The defence has improved over recent weeks but this is not the defence of a team with top six aspirations. So easily bullied, so easily unlocked. Bruno Martins Indi is a shadow of his former self and there doesn’t seem to be much indication that Ashley Williams won’t throw the next game away on a whim. Cuco Martina has had decent moments, but has he added any more to the team than Tom Edwards would have? It’s a defence that seems only able to function properly when the rest of the team defends as a unit, as was the case at Carrow Road. Take the game to the opposition, and you leave them ready to be picked off, cueing the latest Jack Butland temper tantrum.
It’s one step forward, and two steps back.
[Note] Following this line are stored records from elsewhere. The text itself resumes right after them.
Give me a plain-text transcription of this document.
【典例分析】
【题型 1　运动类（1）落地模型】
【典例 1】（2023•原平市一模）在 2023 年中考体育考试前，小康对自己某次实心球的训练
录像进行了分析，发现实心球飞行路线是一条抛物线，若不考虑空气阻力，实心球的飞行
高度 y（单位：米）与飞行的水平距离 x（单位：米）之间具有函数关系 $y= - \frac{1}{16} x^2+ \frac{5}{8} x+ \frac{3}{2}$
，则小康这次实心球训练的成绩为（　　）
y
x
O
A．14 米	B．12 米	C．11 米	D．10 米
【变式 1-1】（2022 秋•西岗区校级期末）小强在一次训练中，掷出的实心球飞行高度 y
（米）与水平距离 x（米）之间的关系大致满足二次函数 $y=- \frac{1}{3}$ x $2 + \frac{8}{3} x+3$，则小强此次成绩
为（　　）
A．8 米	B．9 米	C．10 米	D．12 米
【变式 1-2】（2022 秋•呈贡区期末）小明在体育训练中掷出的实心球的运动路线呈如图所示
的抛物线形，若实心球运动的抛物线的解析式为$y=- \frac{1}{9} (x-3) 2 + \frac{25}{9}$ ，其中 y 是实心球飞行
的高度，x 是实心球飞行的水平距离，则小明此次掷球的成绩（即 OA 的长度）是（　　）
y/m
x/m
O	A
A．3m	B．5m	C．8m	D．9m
The Championship was never going to be easy, but it’s not unreasonable for Stoke fans to expect a bit more than what they’ve been getting. There have been games where Stoke have been much the better side, and maybe a tactical tweak here or there will take the team back to winning ways, but should they continue in this vein, Stoke City continue to be Championship mediocrity. Maybe we took Premier League mediocrity for granted?
This is a side lacking intensity and confidence – two things that can be difficult for managers to remedy quickly, but it’s also a side lacking guile and creativity – and Rowett has the players at his disposal to threaten any side in the league. Yet he seems not quite sure of himself, and his team lacks a clear identity (stop me if you’ve heard this one before…).
There have been moments of promise, and for all the criticism of Rowett, it should be noted that the majority of signings have been strong, and often much needed. Ryan Woods, despite a below-par performance yesterday, has been superb and given time he may well guide this team back to the upper echelons of the table. For now though, you could forgive him slightly regretting his move from Griffin Park
The Birmingham defeat has left Stoke drifting further away from the top six, and further into the wilderness. This is not looking anything like a return to The Premier League for this new Stoke team, and should Rowett be allowed to use this season to consolidate and build for a promotion push next term, it puts even more pressure on him to deliver. At the moment, his team is an ordinary as he is.